Introduction to Elasticsearch Aggregations

Rating: 5
  
 
4779

Elasticsearch Aggregations

We’ve already seen how we can search with ElasticSearch and get results in the form of hits. However, the _search endpoint offers more. We can also ask it for aggregations based on fields within the documents that the query. As an example, let’s look at this request:
Finding all movies in the Drama genre.

curl -XPOST "https://localhost:9200/movies/movie/_search" -d'
 {
 "query": {
 "constant_score": {
 "filter": {
 "term": {
 "genres.original": "Drama"
         }
       }
     }
   }
 }'

The above request helps us answer the question “What movies are there in the genre drama?”. But, let’s say we were interested the question “What directors have directed the movies in the drama genre?”. Theoretically we could grab all of the results to the above request and look at their director fields.

Of course that would result in duplicates, a single director having directed multiple drama movies.
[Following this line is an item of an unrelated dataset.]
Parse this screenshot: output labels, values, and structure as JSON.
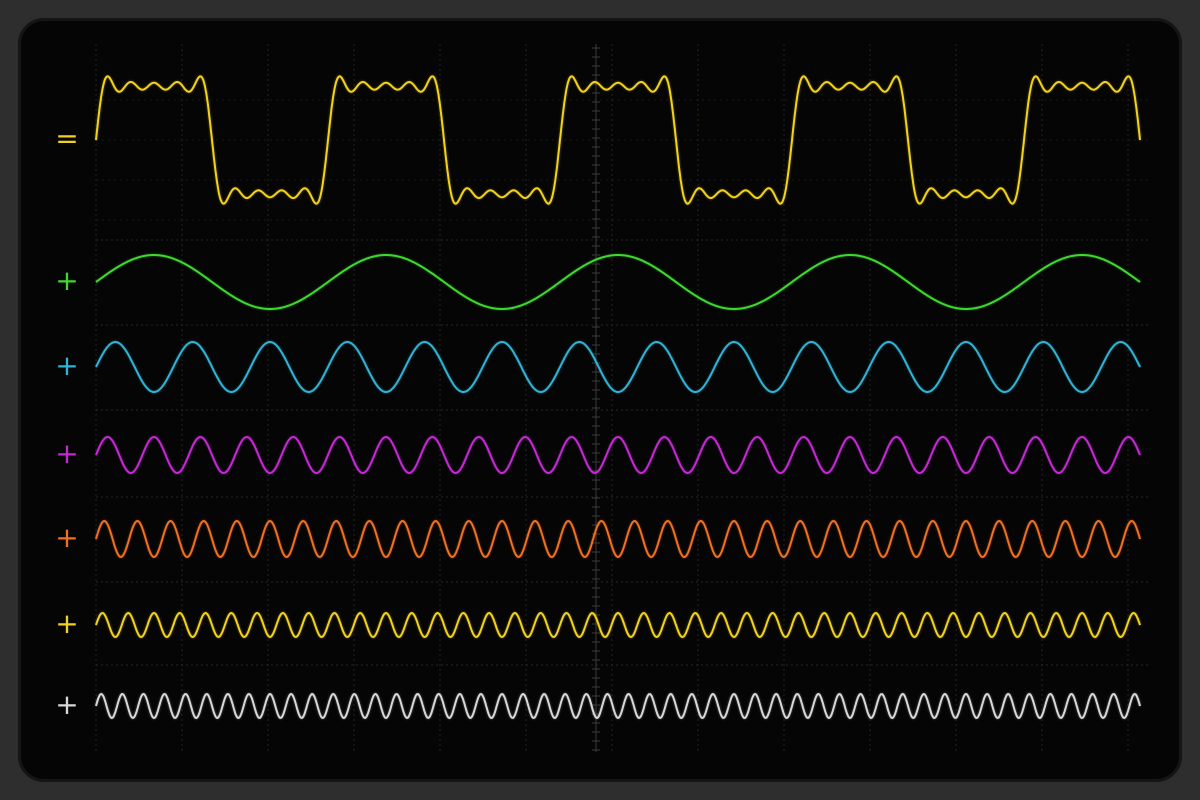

So, we’d have to group by the director name. And, if we’re interested in finding out which director has directed the most dramas we’d have to sort by that.

We could of course do this through code but that would be highly inefficient. Both because we have to write that code and also because we’d have to grab all of the results (while we have just six movies in our index, imagine doing that for IMDB) from ElasticSearch. Luckily, this type of computation is easily done by asking ElasticSearch for an aggregation.

There are many types of aggregations but in this particular case where we want to group by the exact value in a field a terms aggregation is suitable. Below is the above request updated to include a terms aggregation for the director field. Note that it more specifically is for the director.original field as we want to aggregate based on the full director name, not the individual words.

Searching for movies in the drama genre and asking ElasticSearch for a terms aggregation for the director. original field.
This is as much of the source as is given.